Amy: Yes. [laugh]. So, this comes from having to do data normalization, back in the day. First thing you never want to do when developing your tag strategy is you want it to just determine things like casing, or whether or not you’re allowed to use spaces because I’ve seen in different places, not just on resource tagging, but also the way information is meta-keyed, where they have their key name identical to a completely different key name, like you have ‘product owner’ except ‘product owner’ is capitalized in one instance and not capitalized in another instance, and these are considered to be different things within the system. Whether or not that’s your intention, they will show up as different things on some visualizations. On other visualizations, they will get normalized and turned into the same thing. So, it really depends on what it is that you want your reports to look like and what you want these resources to be able to tell you.
Jesse: Yeah, that’s a really great point that one of the things that we haven’t potentially touched on for this episode, and is covered in a number of other podcast episodes and blog posts in general is a good tagging strategy is equally as important as tagging coverage. Knowing that the tags should all be uppercase or all lowercase, or use these types of characters and not those types of characters is equally as important as making sure that those tags are applied accurately across all of your resources. So, as you are talking about tagging, as you are thinking about tagging, even in the multi-account situation, it is important to think about, what are the best practices? What are the standards that you want for your tagging? And again, this may not be a conversation that you have in a silo by yourself; this may be a conversation that you have with a number of other teams because there may be a number of other teams that need certain information from tags and need to use certain letters or special characters. And you need to incorporate all of that; you need to include all of that in the tagging policy that you create.
Tim: I think it’s also important, though too, that with most analytics tools, even if it’s just, you know, Cost Explorer within AWS Console, you can still aggregate those tags together, especially if you’re doing costs, you can absolutely aggregate multiple cases and things like that. CloudHealth, I know you can select multiples or anything that matches a pattern regardless of case and do it that way. So, it is possible to work around those mistakes. It’s not a, “Oh, we didn’t have our tagging schema set up correctly, so, throw your hands up and give up.” It’s just something else you have to consider, and hopefully, you can normalize going forward.
Jesse: Yeah, absolutely.
Amy: And really, the other thing is to make sure that the tags that you choose makes sense for what you’re doing. So, if you are tagging the environment and that is the only tag that you put on a resource, then just know that when you start pulling things up in Cost Explorer or Cost and Usage Report, that’s the only thing you’re going to see.
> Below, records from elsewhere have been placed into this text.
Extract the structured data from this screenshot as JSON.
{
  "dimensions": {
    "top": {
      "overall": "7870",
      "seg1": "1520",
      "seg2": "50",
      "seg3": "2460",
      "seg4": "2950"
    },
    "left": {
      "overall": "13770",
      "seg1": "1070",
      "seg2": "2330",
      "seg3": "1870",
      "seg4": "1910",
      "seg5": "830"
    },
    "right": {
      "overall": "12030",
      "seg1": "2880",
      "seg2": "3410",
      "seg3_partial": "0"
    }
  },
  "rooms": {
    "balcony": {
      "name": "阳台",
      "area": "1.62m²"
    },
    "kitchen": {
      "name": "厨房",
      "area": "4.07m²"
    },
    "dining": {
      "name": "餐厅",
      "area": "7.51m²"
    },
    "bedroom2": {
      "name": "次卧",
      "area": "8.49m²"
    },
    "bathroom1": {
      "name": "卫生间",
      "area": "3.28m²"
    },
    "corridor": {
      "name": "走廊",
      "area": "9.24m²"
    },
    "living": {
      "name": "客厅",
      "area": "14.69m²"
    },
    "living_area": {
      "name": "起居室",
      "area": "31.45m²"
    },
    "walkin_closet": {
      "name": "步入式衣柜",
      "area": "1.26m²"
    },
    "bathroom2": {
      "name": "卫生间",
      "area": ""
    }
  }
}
So, you’re only going to see things split up between your production account and your dev account; you’re not going to be able to see what service is actually costing you more money, or what storage, as associated to a team, has suddenly decided to grow beyond the usual predictive usage patterns.
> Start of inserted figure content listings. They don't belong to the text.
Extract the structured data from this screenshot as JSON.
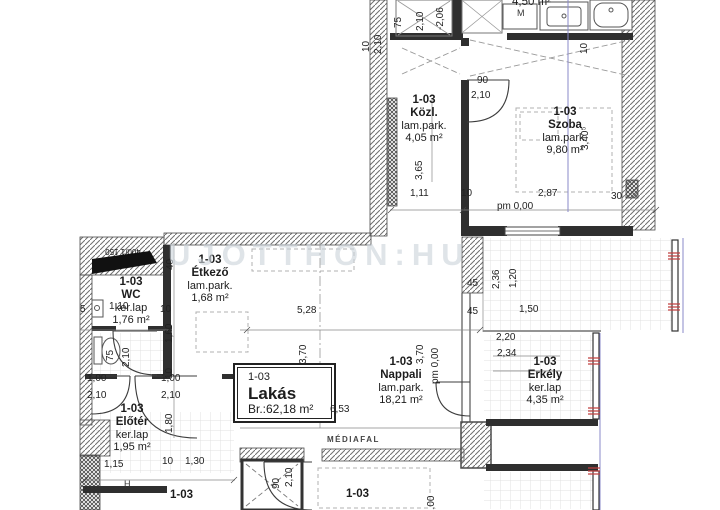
{
  "watermark": "UJOTTHON:HU",
  "unit_box": {
    "code": "1-03",
    "name": "Lakás",
    "area": "Br.:62,18 m²"
  },
  "rooms": {
    "kozl": {
      "code": "1-03",
      "name": "Közl.",
      "floor": "lam.park.",
      "area": "4,05 m²"
    },
    "szoba": {
      "code": "1-03",
      "name": "Szoba",
      "floor": "lam.park.",
      "area": "9,80 m²"
    },
    "furdo": {
      "area": "4,50 m²"
    },
    "wc": {
      "code": "1-03",
      "name": "WC",
      "floor": "ker.lap",
      "area": "1,76 m²"
    },
    "etkezo": {
      "code": "1-03",
      "name": "Étkező",
      "floor": "lam.park.",
      "area": "1,68 m²"
    },
    "eloter": {
      "code": "1-03",
      "name": "Előtér",
      "floor": "ker.lap",
      "area": "1,95 m²"
    },
    "nappali": {
      "code": "1-03",
      "name": "Nappali",
      "floor": "lam.park.",
      "area": "18,21 m²"
    },
    "erkely": {
      "code": "1-03",
      "name": "Erkély",
      "floor": "ker.lap",
      "area": "4,35 m²"
    },
    "bottom_left": {
      "code": "1-03"
    },
    "bottom_right": {
      "code": "1-03"
    }
  },
  "labels": {
    "mediafal": "MÉDIAFAL",
    "appliance_m": "M",
    "h_mark": "H",
    "section_mark": "400/1 150"
  },
  "colors": {
    "wall": "#2f2f2f",
    "hatch": "#6f6f6f",
    "section_line": "#8a8ac8",
    "red_mark": "#c04040",
    "watermark": "#ccd4db"
  },
  "dimensions": [
    {
      "t": "75",
      "x": 404,
      "y": 28,
      "r": -90
    },
    {
      "t": "2,10",
      "x": 426,
      "y": 31,
      "r": -90
    },
    {
      "t": "-2,06",
      "x": 446,
      "y": 30,
      "r": -90
    },
    {
      "t": "10",
      "x": 372,
      "y": 52,
      "r": -90
    },
    {
      "t": "2,10",
      "x": 384,
      "y": 54,
      "r": -90
    },
    {
      "t": "10",
      "x": 590,
      "y": 54,
      "r": -90
    },
    {
      "t": "90",
      "x": 477,
      "y": 86,
      "r": 0
    },
    {
      "t": "2,10",
      "x": 471,
      "y": 101,
      "r": 0
    },
    {
      "t": "3,65",
      "x": 425,
      "y": 180,
      "r": -90
    },
    {
      "t": "3,40⁵",
      "x": 591,
      "y": 150,
      "r": -90
    },
    {
      "t": "1,11",
      "x": 410,
      "y": 199,
      "r": 0
    },
    {
      "t": "10",
      "x": 461,
      "y": 199,
      "r": 0
    },
    {
      "t": "2,87",
      "x": 538,
      "y": 199,
      "r": 0
    },
    {
      "t": "30",
      "x": 611,
      "y": 202,
      "r": 0
    },
    {
      "t": "pm 0,00",
      "x": 497,
      "y": 212,
      "r": 0
    },
    {
      "t": "40",
      "x": 176,
      "y": 270,
      "r": -90
    },
    {
      "t": "1,60",
      "x": 175,
      "y": 343,
      "r": -90
    },
    {
      "t": "5",
      "x": 80,
      "y": 315,
      "r": 0
    },
    {
      "t": "1,10",
      "x": 109,
      "y": 312,
      "r": 0
    },
    {
      "t": "10",
      "x": 160,
      "y": 315,
      "r": 0
    },
    {
      "t": "75",
      "x": 116,
      "y": 361,
      "r": -90
    },
    {
      "t": "2,10",
      "x": 132,
      "y": 367,
      "r": -90
    },
    {
      "t": "5,28",
      "x": 297,
      "y": 316,
      "r": 0
    },
    {
      "t": "3,70",
      "x": 309,
      "y": 364,
      "r": -90
    },
    {
      "t": "3,70",
      "x": 426,
      "y": 364,
      "r": -90
    },
    {
      "t": "pm 0,00",
      "x": 441,
      "y": 384,
      "r": -90
    },
    {
      "t": "45",
      "x": 467,
      "y": 289,
      "r": 0
    },
    {
      "t": "45",
      "x": 467,
      "y": 317,
      "r": 0
    },
    {
      "t": "2,36",
      "x": 502,
      "y": 289,
      "r": -90
    },
    {
      "t": "1,20",
      "x": 519,
      "y": 288,
      "r": -90
    },
    {
      "t": "1,50",
      "x": 519,
      "y": 315,
      "r": 0
    },
    {
      "t": "2,20",
      "x": 496,
      "y": 343,
      "r": 0
    },
    {
      "t": "2,34",
      "x": 497,
      "y": 359,
      "r": 0
    },
    {
      "t": "6,53",
      "x": 330,
      "y": 415,
      "r": 0
    },
    {
      "t": "1,00",
      "x": 87,
      "y": 384,
      "r": 0
    },
    {
      "t": "2,10",
      "x": 87,
      "y": 401,
      "r": 0
    },
    {
      "t": "1,00",
      "x": 161,
      "y": 384,
      "r": 0
    },
    {
      "t": "2,10",
      "x": 161,
      "y": 401,
      "r": 0
    },
    {
      "t": "1,80",
      "x": 175,
      "y": 433,
      "r": -90
    },
    {
      "t": "10",
      "x": 175,
      "y": 379,
      "r": -90
    },
    {
      "t": "1,15",
      "x": 104,
      "y": 470,
      "r": 0
    },
    {
      "t": "10",
      "x": 162,
      "y": 467,
      "r": 0
    },
    {
      "t": "1,30",
      "x": 185,
      "y": 467,
      "r": 0
    },
    {
      "t": "90",
      "x": 282,
      "y": 489,
      "r": -90
    },
    {
      "t": "2,10",
      "x": 295,
      "y": 487,
      "r": -90
    },
    {
      "t": "1,00",
      "x": 437,
      "y": 515,
      "r": -90
    }
  ]
}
Jesse: Yeah, we have some recommendations we can make if you are just getting started on your tagging journey, and I will make sure that information is shared in the [show notes 00:13:53]. But ultimately, again, it becomes a strategy conversation. It becomes a question of what are you trying to accomplish? What are the goals that you’re trying to accomplish? What is the information that you want out of tagging? Because that’s ultimately going to drive what you tag and why you tag.